The petition for a writ of certiorari should be denied.
Respectfully submitted.

SETH P. WAXMAN
Solicitor General
DAVID W. OGDEN
Acting Assistant Attorney General
MARK B. STERN
ROBERT M. LOEB
Attorneys

SEPTEMBER 1999



1 Section 922(g)(9) does not apply to an individual whose conviction has been set aside or expunged, or who has been pardoned or has had his civil rights restored. See 18 U.S.C. 921(a)(33)(B)(ii) (Supp. III 1997).

2 Although we agree with the court of appeals that petitioner's Tenth Amendment claim lacks merit, we believe that the court erred in holding that petitioner has standing to raise that claim. The court held that petitioner had standing to represent the interests of members who are CLEOs. See Pet. App. 11-13, 23-27. A CLEO would have standing to raise a Tenth Amendment claim, however, only if he was authorized by state law to do so on behalf of the State. See Tennessee Elec. Power Co. v. TVA, 306 U.S. 118, 144 (1939); but see Gillespie v. City of Indianapolis, No. 98-2691, 1999 WL 463577, at *4-*7 (7th Cir. July 9, 1999) (concluding that Tennessee Elec. Power Co. has been superseded by more recent decisions and that private plaintiffs may raise Tenth Amendment claims). In our view, petitioner-a private organization-cannot appropriately sue as the representative of members who themselves could sue only on behalf of their respective States.

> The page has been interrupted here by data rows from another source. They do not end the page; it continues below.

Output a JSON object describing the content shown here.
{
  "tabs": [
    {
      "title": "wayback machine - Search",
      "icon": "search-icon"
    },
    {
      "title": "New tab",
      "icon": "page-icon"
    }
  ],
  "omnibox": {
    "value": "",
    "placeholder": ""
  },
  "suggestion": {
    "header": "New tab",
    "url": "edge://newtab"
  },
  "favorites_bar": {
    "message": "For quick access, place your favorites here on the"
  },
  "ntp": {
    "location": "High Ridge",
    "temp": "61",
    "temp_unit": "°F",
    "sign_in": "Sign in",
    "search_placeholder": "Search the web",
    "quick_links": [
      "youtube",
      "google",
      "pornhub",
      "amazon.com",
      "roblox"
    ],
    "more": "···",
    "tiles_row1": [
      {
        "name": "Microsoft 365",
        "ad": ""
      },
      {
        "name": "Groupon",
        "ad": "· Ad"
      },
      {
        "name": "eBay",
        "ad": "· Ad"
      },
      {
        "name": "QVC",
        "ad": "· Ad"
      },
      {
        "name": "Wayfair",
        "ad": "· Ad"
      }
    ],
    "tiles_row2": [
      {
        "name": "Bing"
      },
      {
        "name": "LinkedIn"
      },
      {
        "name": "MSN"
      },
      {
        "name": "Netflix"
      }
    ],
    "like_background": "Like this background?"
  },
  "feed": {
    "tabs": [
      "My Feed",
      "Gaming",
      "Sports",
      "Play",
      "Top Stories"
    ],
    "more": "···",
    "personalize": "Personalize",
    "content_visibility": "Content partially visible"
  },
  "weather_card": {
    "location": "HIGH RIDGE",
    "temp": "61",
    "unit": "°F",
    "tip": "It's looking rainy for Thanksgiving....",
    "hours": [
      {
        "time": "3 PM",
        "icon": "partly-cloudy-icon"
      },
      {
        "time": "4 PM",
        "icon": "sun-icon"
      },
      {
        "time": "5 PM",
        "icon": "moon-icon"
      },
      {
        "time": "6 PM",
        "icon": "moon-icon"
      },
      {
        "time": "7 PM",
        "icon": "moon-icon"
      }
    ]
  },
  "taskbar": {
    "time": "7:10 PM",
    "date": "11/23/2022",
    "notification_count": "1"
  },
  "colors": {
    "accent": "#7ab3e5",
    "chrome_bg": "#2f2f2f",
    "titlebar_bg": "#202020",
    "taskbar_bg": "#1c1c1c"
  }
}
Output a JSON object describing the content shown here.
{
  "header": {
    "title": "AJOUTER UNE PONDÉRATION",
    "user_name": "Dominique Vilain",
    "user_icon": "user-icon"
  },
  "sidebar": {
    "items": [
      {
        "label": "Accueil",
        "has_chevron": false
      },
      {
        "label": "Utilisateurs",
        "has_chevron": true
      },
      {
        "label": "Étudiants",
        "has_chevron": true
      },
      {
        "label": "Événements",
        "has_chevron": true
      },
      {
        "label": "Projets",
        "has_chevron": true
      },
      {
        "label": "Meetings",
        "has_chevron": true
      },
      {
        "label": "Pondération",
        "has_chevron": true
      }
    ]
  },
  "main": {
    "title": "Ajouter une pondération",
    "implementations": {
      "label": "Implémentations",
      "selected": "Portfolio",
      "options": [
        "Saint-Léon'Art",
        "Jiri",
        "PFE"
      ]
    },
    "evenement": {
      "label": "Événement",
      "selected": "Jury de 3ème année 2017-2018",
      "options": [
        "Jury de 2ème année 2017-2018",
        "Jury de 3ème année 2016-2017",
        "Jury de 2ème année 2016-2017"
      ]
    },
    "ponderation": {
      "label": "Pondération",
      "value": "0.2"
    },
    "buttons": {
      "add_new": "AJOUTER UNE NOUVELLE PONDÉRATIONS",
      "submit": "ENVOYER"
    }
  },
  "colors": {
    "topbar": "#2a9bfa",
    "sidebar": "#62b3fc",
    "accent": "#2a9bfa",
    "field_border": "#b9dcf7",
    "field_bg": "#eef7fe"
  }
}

3 Under 18 U.S.C. 922(d)(9) (Supp. III 1997), one who knowingly transfers a firearm to a person previously convicted of a domestic violence misdemeanor is subject to possible criminal penalties. See also 18 U.S.C. 924(a)(2) (1994 & Supp. III 1997) (establishing criminal penalties for any person who "knowingly violates" Section 922(d)). State supervisory officials who knowingly issue firearms to domestic violence misdemeanants would be covered by that provision. Section 922(d)(9) is not targeted at state officials, however, nor does it require state officials to assist in the enforcement or administration of federal law. Rather, it (like Section 922(g)(9)) simply encompasses state officials within the class of individuals subject to a generally applicable prohibition. Application of Section 922(d)(9) to state officials in that manner raises no genuine constitutional concern. Compare Printz v. United States, 521 U.S. 898, 913 (1997) (noting "the duty owed to the National Government, on the part of all state officials, to enact, enforce, and interpret state law in such fashion as not to obstruct the operation of federal law").
Petitioner contends that "the criminal penalty for transfer [of a firearm] to a domestic violence misdemeanant is a de facto command from the federal government to a CLEO to disarm any state officer otherwise entitled to perform his firearm-related duties." Pet. 11. That claim is without basis. As the court of appeals recognized, neither the statute itself nor the implementing instructions given by the Bureau of Alcohol, Tobacco and Firearms suggest that state officials are required to "disarm" persons covered by Section 922(g)(9), or otherwise to assist in the enforcement of the federal prohibition. See Pet. App. 16.

4 The court also noted that "Congress's self-limitation here may reflect a legitimate accommodation of the inherent interest in minimizing the scope of potentially intrusive federal legislation." Pet. App. 10.

5 For example, felons are generally prohibited from enlisting in any of the armed forces. See 10 U.S.C. 504. Moreover, as detailed in the government's petition for rehearing, state and local governments overwhelmingly have strict policies against hiring or retaining persons convicted of a violent felony. See Gov't Rehearing Pet. 13 n.6. Although such agencies typically have unambiguous policies against the hiring of felons, they do not generally have such clear policies against the hiring of misdemeanants. Id. at 14 n.7.